The makers of ventilators said that, indeed, they have seen a dramatic rise in demand.
“We are seeing — and I suspect all the players are seeing — an increased demand for ventilators,” said Elijah A. White, president of ZOLL Resuscitation. “It’s not just China, it’s not just the United States, it’s all over the place.”
If the outbreak expands and individual states have hundreds or thousands of patients instead of just a few, regional plans must be established to coordinate care, said Christopher Greene, an emergency room doctor at the University of Alabama at Birmingham.

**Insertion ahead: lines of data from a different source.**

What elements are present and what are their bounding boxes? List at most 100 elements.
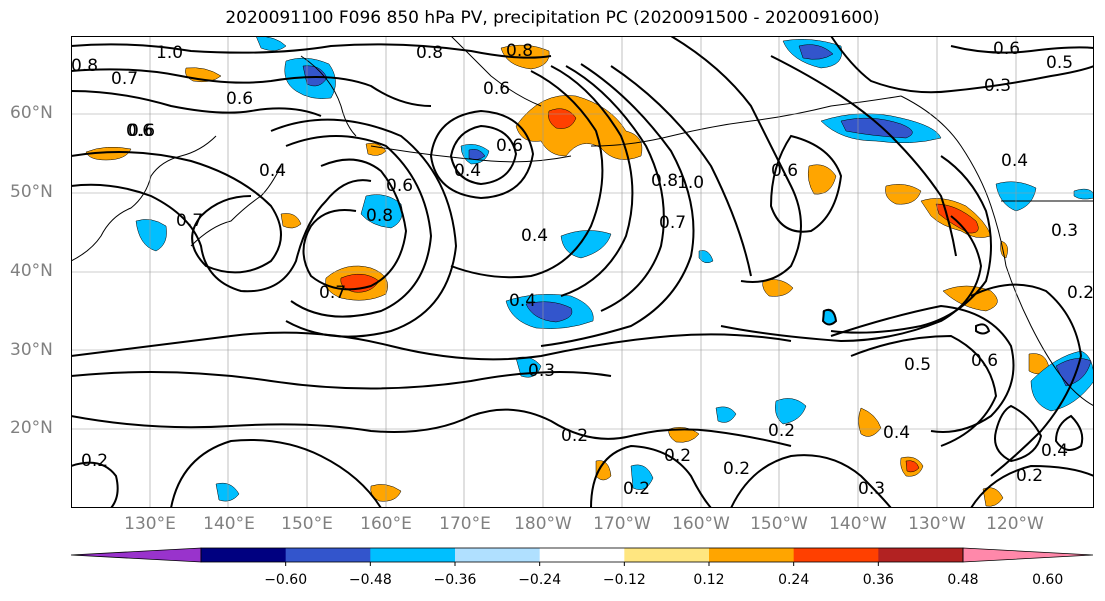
pv-contour <box>769 134 843 233</box>
coastline-bering <box>450 36 542 107</box>
colorbar-tick-label: 0.48 <box>947 572 979 588</box>
precip-negative-area <box>630 464 654 490</box>
precip-positive-area <box>548 108 577 129</box>
precip-negative-area <box>215 482 240 502</box>
pv-contour <box>830 36 1094 94</box>
contour-label: 0.2 <box>561 426 588 446</box>
contour-label: 0.7 <box>111 69 138 89</box>
colorbar-tick-label: −0.60 <box>264 572 308 588</box>
contour-label: 0.6 <box>971 351 998 371</box>
contour-label: 0.8 <box>416 43 443 63</box>
precip-negative-area <box>1055 358 1092 387</box>
pv-contour <box>994 404 1043 463</box>
colorbar-tick-label: 0.36 <box>862 572 894 588</box>
pv-contour <box>71 43 552 59</box>
pv-contour <box>71 151 282 274</box>
coastline-alaska <box>590 95 902 147</box>
contour-label: 0.7 <box>176 211 203 231</box>
pv-contour <box>71 68 432 107</box>
contour-label: 0.5 <box>904 355 931 375</box>
pv-contour <box>565 65 665 312</box>
lon-label: 120°W <box>986 514 1044 534</box>
colorbar-tick-label: −0.12 <box>602 572 646 588</box>
lon-label: 130°W <box>908 514 966 534</box>
contour-label: 0.4 <box>883 423 910 443</box>
lat-label: 30°N <box>10 340 53 360</box>
contour-label: 0.3 <box>1051 221 1078 241</box>
contour-label: 0.7 <box>319 283 346 303</box>
pv-contour <box>285 135 433 318</box>
pv-contour <box>270 118 458 338</box>
colorbar-tick-label: −0.48 <box>348 572 392 588</box>
map-title: 2020091100 F096 850 hPa PV, precipitatio… <box>225 8 880 28</box>
contour-label: 0.8 <box>71 56 98 76</box>
colorbar-segment <box>624 548 710 562</box>
precip-negative-area <box>360 194 403 229</box>
precip-negative-area <box>525 301 573 323</box>
contour-label: 0.2 <box>81 451 108 471</box>
precip-negative-area <box>1073 188 1094 200</box>
lat-label: 60°N <box>10 103 53 123</box>
pv-contour <box>550 65 634 297</box>
contour-label: 0.8 <box>506 41 533 61</box>
contour-label: 0.2 <box>664 446 691 466</box>
pv-contour <box>720 215 983 343</box>
contour-label: 0.4 <box>454 161 481 181</box>
precip-positive-area <box>595 460 612 481</box>
precip-positive-area <box>668 427 700 443</box>
pv-contour <box>770 55 957 257</box>
colorbar-outline <box>200 547 964 563</box>
precip-positive-area <box>982 487 1004 507</box>
pv-contour <box>71 408 792 447</box>
pv-contour <box>71 461 119 508</box>
precip-positive-area <box>340 273 380 293</box>
pv-contour <box>970 464 1094 508</box>
pv-contour <box>302 158 408 291</box>
coastline-na-west <box>900 95 1094 407</box>
contour-label: 0.5 <box>1046 53 1073 73</box>
contour-label: 0.8 <box>651 171 678 191</box>
contour-label: 0.2 <box>1016 466 1043 486</box>
coastline-kamchatka <box>300 55 357 137</box>
pv-contour <box>1054 414 1084 451</box>
contour-label: 1.0 <box>156 43 183 63</box>
contour-label: 0.6 <box>128 121 155 141</box>
coastlines <box>71 36 1094 407</box>
lon-label: 170°W <box>593 514 651 534</box>
lat-label: 20°N <box>10 418 53 438</box>
colorbar-tick-label: 0.24 <box>778 572 810 588</box>
colorbar-segment <box>370 548 456 562</box>
contour-label: 0.6 <box>126 121 153 141</box>
contour-label: 0.3 <box>984 76 1011 96</box>
contour-label: 0.3 <box>528 361 555 381</box>
pv-contour <box>590 444 712 508</box>
contour-label: 0.4 <box>521 226 548 246</box>
pv-contour <box>670 36 802 283</box>
lon-label: 150°E <box>281 514 333 534</box>
lon-label: 160°W <box>672 514 730 534</box>
precip-negative-area <box>798 44 834 60</box>
contour-label: 0.6 <box>496 136 523 156</box>
pv-contour <box>540 63 695 347</box>
lon-label: 140°E <box>203 514 255 534</box>
lon-label: 180°W <box>514 514 572 534</box>
precip-positive-area <box>885 184 922 205</box>
contour-label: 0.4 <box>1001 151 1028 171</box>
pv-contour <box>970 283 1083 477</box>
precip-positive-area <box>858 407 882 437</box>
pv-contour <box>950 45 1094 54</box>
contour-label: 0.6 <box>771 161 798 181</box>
contour-label: 0.4 <box>509 291 536 311</box>
colorbar-tick-label: 0.60 <box>1032 572 1064 588</box>
pv-contour <box>830 155 992 334</box>
pv-contour <box>975 323 991 335</box>
pv-contour <box>71 90 322 117</box>
contour-label: 1.0 <box>677 173 704 193</box>
colorbar-segment <box>709 548 795 562</box>
colorbar-segment <box>793 548 879 562</box>
contour-label: 0.2 <box>723 459 750 479</box>
contour-labels: 1.0 0.8 0.7 0.8 0.6 0.6 0.8 0.6 0.6 0.5 … <box>71 39 1094 499</box>
pv-contour <box>170 439 382 508</box>
contour-label: 0.2 <box>623 479 650 499</box>
pv-contour <box>850 334 998 447</box>
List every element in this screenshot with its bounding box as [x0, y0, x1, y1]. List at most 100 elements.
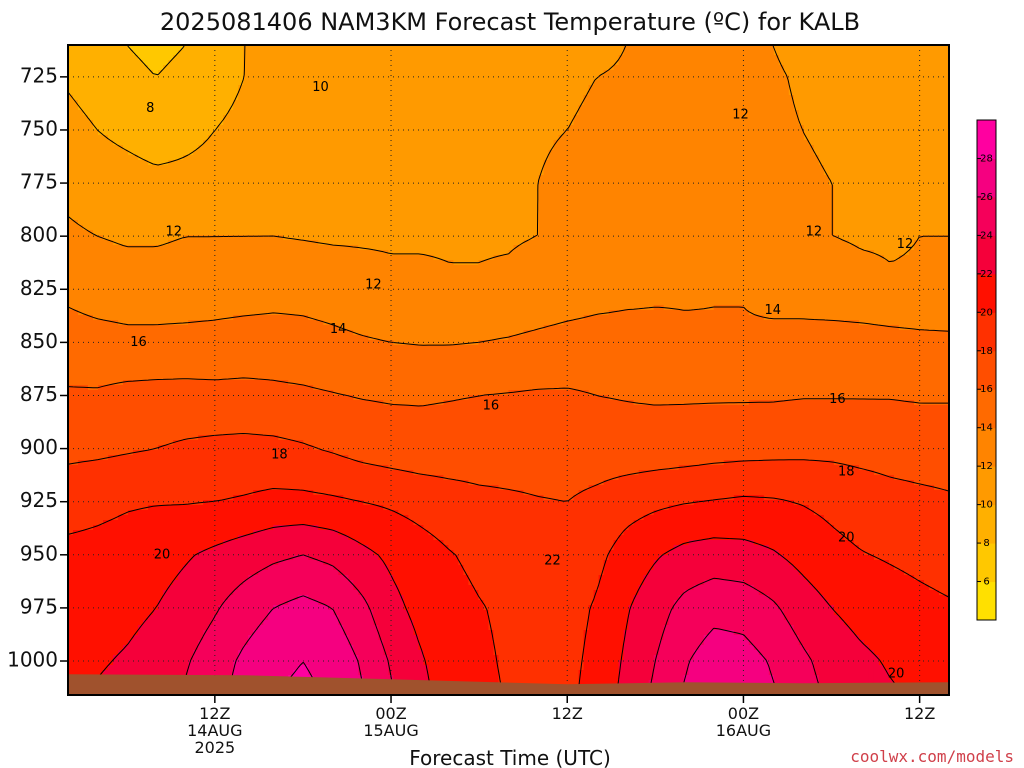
temperature-cell [428, 175, 435, 181]
temperature-cell [248, 175, 254, 181]
temperature-cell [923, 95, 930, 101]
temperature-cell [93, 50, 99, 56]
temperature-cell [593, 175, 600, 181]
temperature-cell [643, 85, 650, 91]
temperature-cell [253, 175, 259, 181]
temperature-cell [478, 155, 485, 161]
temperature-cell [408, 120, 414, 126]
temperature-cell [678, 125, 685, 131]
temperature-cell [508, 95, 515, 101]
temperature-cell [603, 55, 610, 61]
temperature-cell [223, 90, 229, 96]
temperature-cell [313, 45, 319, 51]
temperature-cell [658, 75, 665, 81]
temperature-cell [618, 180, 625, 186]
temperature-cell [188, 155, 194, 161]
temperature-cell [473, 60, 480, 66]
temperature-cell [763, 105, 770, 111]
temperature-cell [203, 65, 209, 71]
temperature-cell [248, 145, 254, 151]
temperature-cell [713, 60, 720, 66]
temperature-cell [463, 115, 470, 121]
temperature-cell [128, 135, 134, 141]
temperature-cell [208, 180, 214, 186]
temperature-cell [643, 140, 650, 146]
temperature-cell [273, 185, 279, 191]
temperature-cell [163, 135, 169, 141]
temperature-cell [538, 95, 545, 101]
temperature-cell [633, 90, 640, 96]
temperature-cell [343, 90, 349, 96]
temperature-cell [723, 125, 730, 131]
temperature-cell [338, 60, 344, 66]
temperature-cell [268, 115, 274, 121]
temperature-cell [273, 105, 279, 111]
temperature-cell [218, 135, 224, 141]
temperature-cell [598, 135, 605, 141]
temperature-cell [553, 165, 560, 171]
temperature-cell [703, 155, 710, 161]
temperature-cell [408, 65, 414, 71]
temperature-cell [373, 120, 379, 126]
temperature-cell [833, 110, 840, 116]
temperature-cell [418, 175, 425, 181]
temperature-cell [743, 130, 750, 136]
temperature-cell [618, 155, 625, 161]
temperature-cell [873, 85, 880, 91]
temperature-cell [338, 70, 344, 76]
temperature-cell [543, 110, 550, 116]
temperature-cell [613, 70, 620, 76]
temperature-cell [773, 170, 780, 176]
temperature-cell [653, 100, 660, 106]
temperature-cell [238, 60, 244, 66]
temperature-cell [353, 140, 359, 146]
temperature-cell [888, 115, 895, 121]
temperature-cell [423, 135, 430, 141]
temperature-cell [663, 165, 670, 171]
temperature-cell [283, 75, 289, 81]
temperature-cell [398, 105, 404, 111]
temperature-cell [638, 140, 645, 146]
temperature-cell [863, 150, 870, 156]
temperature-cell [868, 60, 875, 66]
temperature-cell [693, 135, 700, 141]
temperature-cell [623, 45, 630, 51]
temperature-cell [378, 80, 384, 86]
temperature-cell [138, 165, 144, 171]
temperature-cell [258, 120, 264, 126]
temperature-cell [273, 70, 279, 76]
temperature-cell [303, 110, 309, 116]
temperature-cell [918, 120, 925, 126]
temperature-cell [838, 70, 845, 76]
temperature-cell [183, 95, 189, 101]
temperature-cell [778, 175, 785, 181]
temperature-cell [863, 85, 870, 91]
temperature-cell [773, 100, 780, 106]
temperature-cell [263, 135, 269, 141]
temperature-cell [803, 180, 810, 186]
temperature-cell [258, 80, 264, 86]
temperature-cell [563, 100, 570, 106]
temperature-cell [263, 155, 269, 161]
temperature-cell [248, 95, 254, 101]
temperature-cell [583, 100, 590, 106]
temperature-cell [173, 95, 179, 101]
temperature-cell [128, 145, 134, 151]
temperature-cell [713, 110, 720, 116]
temperature-cell [168, 175, 174, 181]
temperature-cell [828, 70, 835, 76]
temperature-cell [863, 70, 870, 76]
temperature-cell [538, 160, 545, 166]
temperature-cell [358, 90, 364, 96]
temperature-cell [138, 185, 144, 191]
temperature-cell [118, 150, 124, 156]
temperature-cell [428, 50, 435, 56]
temperature-cell [328, 130, 334, 136]
temperature-cell [923, 65, 930, 71]
temperature-cell [313, 50, 319, 56]
temperature-cell [443, 50, 450, 56]
temperature-cell [843, 80, 850, 86]
temperature-cell [243, 110, 249, 116]
temperature-cell [138, 50, 144, 56]
temperature-cell [723, 75, 730, 81]
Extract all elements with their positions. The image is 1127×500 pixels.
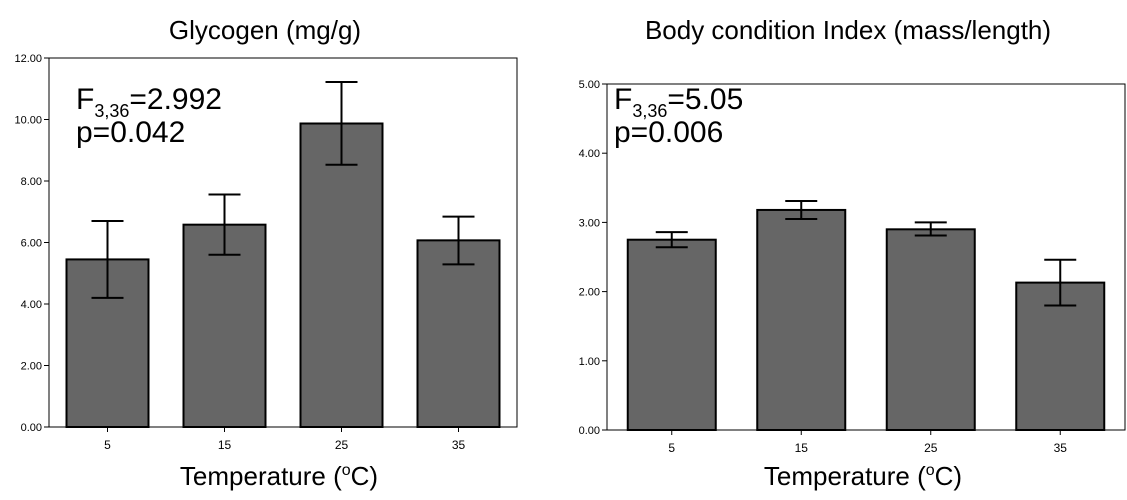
stat-f-letter: F — [614, 83, 632, 116]
y-tick-label: 6.00 — [21, 238, 42, 250]
x-axis-label-start: Temperature ( — [764, 461, 926, 491]
x-tick-label: 15 — [795, 441, 809, 455]
y-tick-label: 0.00 — [579, 425, 600, 437]
bar — [626, 238, 717, 431]
y-tick-label: 2.00 — [21, 361, 42, 373]
x-axis-label-start: Temperature ( — [180, 461, 342, 491]
x-tick-label: 35 — [1054, 441, 1068, 455]
stat-f-subscript: 3,36 — [94, 101, 129, 121]
y-tick-label: 0.00 — [21, 422, 42, 434]
x-tick-label: 35 — [452, 438, 466, 452]
stat-p-value: p=0.042 — [76, 116, 185, 149]
x-axis-label-end: C) — [935, 461, 962, 491]
stat-f-annotation: F3,36=5.05 — [614, 83, 743, 121]
y-tick-label: 8.00 — [21, 176, 42, 188]
x-axis-label-degree: o — [926, 462, 935, 479]
y-tick-label: 4.00 — [579, 148, 600, 160]
x-tick-label: 15 — [218, 438, 232, 452]
stat-f-value: =5.05 — [667, 83, 743, 116]
x-axis-label-degree: o — [342, 462, 351, 479]
stat-p-value: p=0.006 — [614, 116, 723, 149]
x-tick-label: 5 — [668, 441, 675, 455]
y-tick-label: 1.00 — [579, 356, 600, 368]
x-tick-label: 25 — [924, 441, 938, 455]
y-tick-label: 2.00 — [579, 287, 600, 299]
x-tick-label: 25 — [335, 438, 349, 452]
chart-body-condition: Body condition Index (mass/length) 0.00 1… — [579, 15, 1126, 491]
bar — [885, 228, 976, 431]
bar — [756, 208, 847, 431]
stat-f-value: =2.992 — [129, 83, 222, 116]
stat-f-subscript: 3,36 — [632, 101, 667, 121]
chart-title: Body condition Index (mass/length) — [645, 15, 1051, 45]
y-tick-label: 12.00 — [14, 53, 42, 65]
x-ticks: 5 15 25 35 — [104, 427, 465, 452]
y-tick-label: 3.00 — [579, 217, 600, 229]
x-axis-label: Temperature (oC) — [764, 461, 962, 491]
x-ticks: 5 15 25 35 — [668, 430, 1067, 455]
chart-title: Glycogen (mg/g) — [169, 15, 361, 45]
stat-f-annotation: F3,36=2.992 — [76, 83, 222, 121]
bar — [416, 239, 501, 428]
y-tick-label: 10.00 — [14, 115, 42, 127]
chart-glycogen: Glycogen (mg/g) 0.00 2.00 4.00 6.00 8.00 10.0… — [14, 15, 518, 491]
y-tick-label: 5.00 — [579, 79, 600, 91]
y-ticks: 0.00 1.00 2.00 3.00 4.00 5.00 — [579, 79, 607, 437]
y-ticks: 0.00 2.00 4.00 6.00 8.00 10.00 12.00 — [14, 53, 49, 434]
x-axis-label-end: C) — [351, 461, 378, 491]
y-tick-label: 4.00 — [21, 299, 42, 311]
x-tick-label: 5 — [104, 438, 111, 452]
bars — [65, 80, 501, 428]
stat-f-letter: F — [76, 83, 94, 116]
bar — [299, 122, 384, 428]
x-axis-label: Temperature (oC) — [180, 461, 378, 491]
bars — [626, 199, 1106, 431]
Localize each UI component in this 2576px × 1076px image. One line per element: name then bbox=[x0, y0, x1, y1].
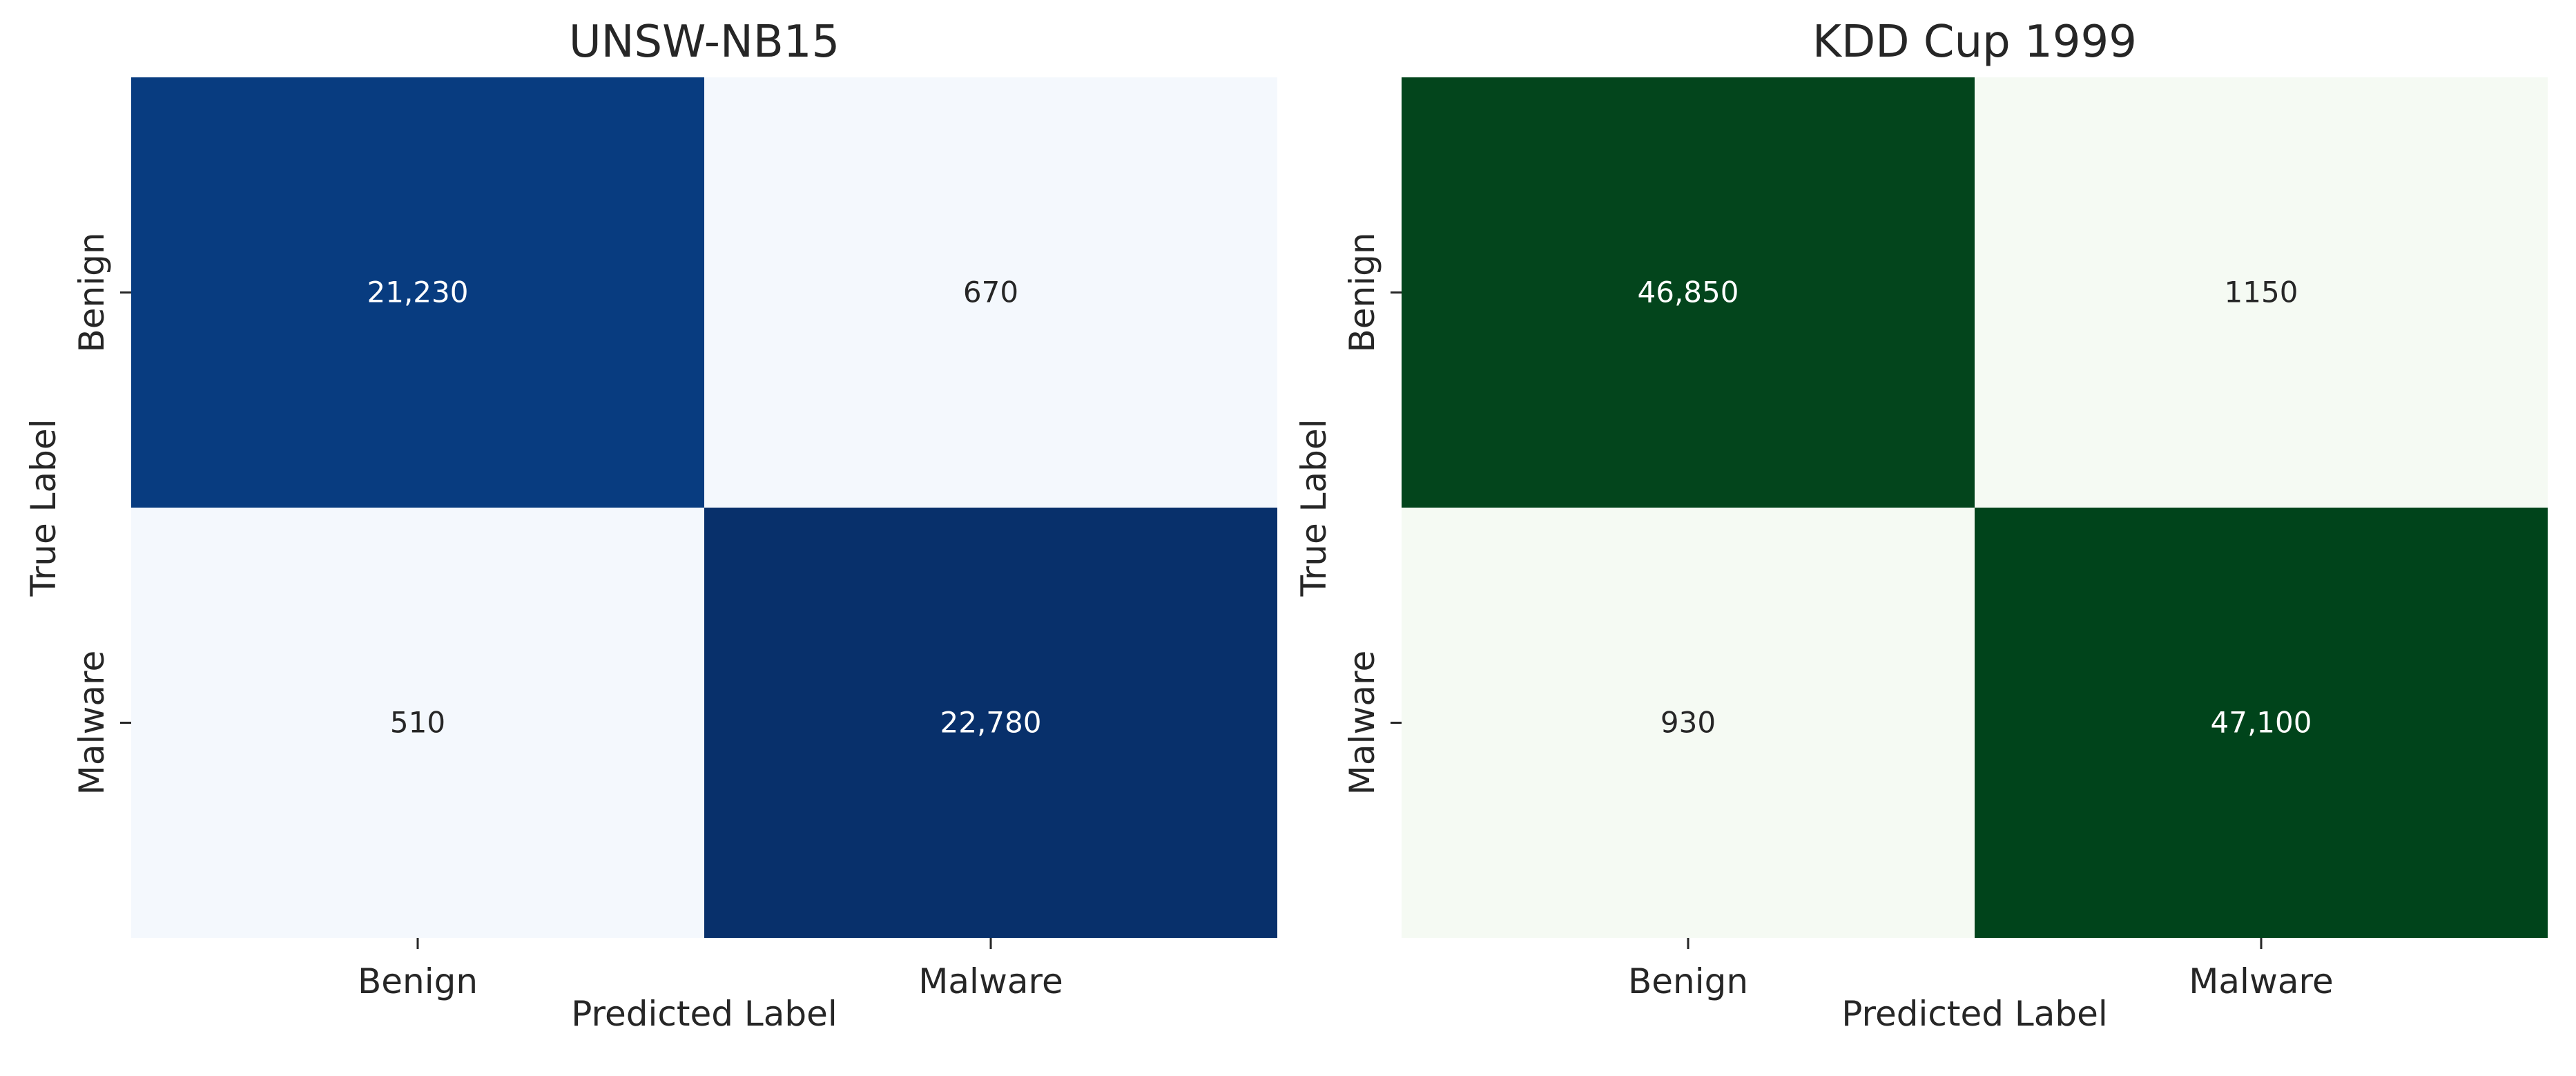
x-axis-label: Predicted Label bbox=[1841, 994, 2108, 1034]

Severely ill patients needing to be placed on mechanical ventilators, but not all hospitals have them. Many rural hospitals in Texas, have none, for instance will have to be moved to hospitals with higher levels of care;, and that presents further challenges for ambulance operators and staff, Greene said. “This is a rapidly evolving thing. In a matter of days you can go from 60 cases to many, many more,’’ he said. Large hospitals are devising contingency plans for a growing outbreak, he said, but “we want to see that level of urgency at the federal level as well.’’
Leaders at Rhode Island Hospital in Providence have been planning for weeks for the arrival of the coronavirus. The virus appeared last week in one student and one staff member who traveled to Italy on a trip sponsored by a parochial high school in Pawtucket. As worry spread through the state, people who were sent by state public health officials to the hospital for testing were asked to remain in their cars until a doctor could go out to screen them.
“We have a physician in protective equipment go out to the car and put masks on anybody in the car, and take a history, and do a limited screening exam, and then do the testing, which in most cases is a nasal swab,’’ said John B. Murphy, president of Rhode Island Hospital and Hasbro Children’s Hospital. In the two positive cases, the results were available in four hours.
Now, Rhode Island officials are tracing contacts of all students and staff members on the trip to Italy.
Rhode Island Hospital has
70 “negative-pressure’’ patient rooms — which means airborne particles cannot escape — that can be used to isolate people. The hospital’s engineers are analyzing how to turn entire floors of the hospital into isolation wards.
The hospital has about 25 patients on ventilators on an average day. It can treat more than 100 people on ventilators in a demand surge, Murphy said. Beyond that, he said, in the worst case, the hospital would be forced to work with state officials to find outside facilities to isolate and treat patients.
Update: An earlier version of the story did not make clear that state public health officials referred people to Rhode Island Hospital for testing. They did not self-report.